In Mary Shelley’s Frankenstein, Victor Frankenstein and the creature are affected time after time by struggles, including the ghastly deaths of loved ones, persecution and rejection from society. Attributing each other as the cause of one another’s hardships, Frankenstein and his creation are bent on revenge. However, rather than dying at the hands of one another, the troubled characters sink to their demise in their individual pool of miseries. Shelley regularly employs the word “misery,” which according to the Oxford English Dictionary means “a condition of external unhappiness, discomfort, or distress,” to describe the depressed sentiments of Frankenstein and the creature. This highlights the selfishness both exhibit and how drowning in one’s own miseries can equate to self-inflicting physical and emotional pain.

The frequency of “misery” increases over the course of the novel as each successive death of Frankenstein’s family member transpires. Frankenstein may feel remorse for the losses, but he also does not do much other than complain. After the death of his younger brother, William, Frankenstein takes a couple days leave to dwell in the seclusion of nature in order to contemplate on William’s death and “the misery [he] imagined and dreaded” (Shelley 77) will ensue in the future. Despite this, Frankenstein refuses to alert anyone of the threat the creature imposes. After Justine’s unjust execution, Frankenstein again departs on a journey through magnificent valleys and mighty mountains while “indulging in the misery of reflection” (98). Frankenstein chooses to ignore how he had a chance to absolve Justine of all guilt by revealing the existence of his rampaging creation. His desire for his own continued survival outweighed his wish for Justine’s pardon.

Frankenstein also never considers himself the source of his own miseries. Instead, he blames Fate and, inadvertently, his parents. Frankenstein states his future was “in their hands to direct to happiness or misery” (35) and mentions that if his father had not dismissed the views of Cornelius Agrippa, then he would not have taken a stronger interest in “natural philosophy” and end up with a “tale of misery” (40). To top off the chain of blame is the creature, even though he suffers greatly from his own string of melancholies. The creatures drop the word “misery” down as much as Frankenstein does. He is constantly denied any opportunity of friendship or intimacy because of his grotesque appearance. On the other hand, the creature is not completely cleared of having selfish, condemning tendencies. He points his finger at Frankenstein as the reason for his “insupportable misery” (138). The creature laments about his birth—“Cursed, cursed creator! Why did I live?” —but believes achieving revenge in the form of murder is the rightful purpose of the remainder of his life.

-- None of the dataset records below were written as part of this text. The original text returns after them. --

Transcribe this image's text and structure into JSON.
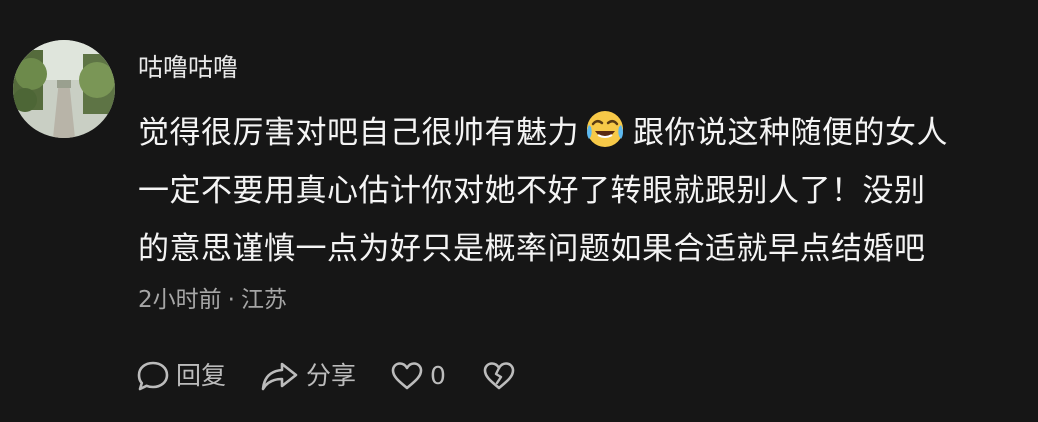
{
  "comment": {
    "username": "咕噜咕噜",
    "text_lines": [
      "觉得很厉害对吧自己很帅有魅力",
      "跟你说这种随便的女人",
      "一定不要用真心估计你对她不好了转眼就跟别人了！没别",
      "的意思谨慎一点为好只是概率问题如果合适就早点结婚吧"
    ],
    "emoji": "laughing-crying-emoji",
    "time": "2小时前",
    "separator": "·",
    "location": "江苏"
  },
  "actions": {
    "reply_label": "回复",
    "share_label": "分享",
    "like_count": "0"
  },
  "colors": {
    "background": "#161616",
    "text": "#f4f4f4",
    "muted": "#a6a6a6",
    "icon": "#bcbcbc"
  }
}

Frankenstein and the creature each consider themself as the most miserable being of all time. “No guilt, no mischief, no malignity, no misery, can be found comparable to” (223) to the creature’s and “misery had her dwelling in [Frankenstein’s heart]” (190). As a result of these perspectives, both push aside sympathy for others that actually deserve it and fight each other out of greed for pity. Specifically, Frankenstein completely dismisses the character of a poor woman nursing him to health by negatively labeling her as someone who will not sympathize “in sights of misery” (182). He has no right to assume she lacked a strict dose of miseries throughout her lifetime. The more Frankenstein and the creature despair, the more insensitive they become to the difficulties of others’ lives.

By the end of the novel, misery appears to be a major cause of Frankenstein and the creature’s deaths. Frankenstein succumbs to a fever of vengeance, hatred and misery while the creature decides to escape from a world of vengeance, hatred and misery through suicide. The two, however, fail to ever obtain a desire to try for reconciliation or repentance. They instead act on adverse emotions, such as misery, and thus deteriorate into beings with immoral, hateful mindsets.

Misery can be compared to the fire which the creature was once warmed and later consumed by: it grows and grows, kindled by an excess of the same severe unhappiness. Frankenstein and the creature did not bother to extinguish the flame when it started. In consequence, selfishness and intolerance cultivated within them, and they burned.

Bibliography:

“Misery, N.” : Oxford English Dictionary. N.p., n.d. Web. 24 Sept. 2015.

Shelley, Mary Wollstonecraft. Frankenstein, Or, The Modern Prometheus. Ed. Maurice Hindle. London: Penguin, 2003. Print.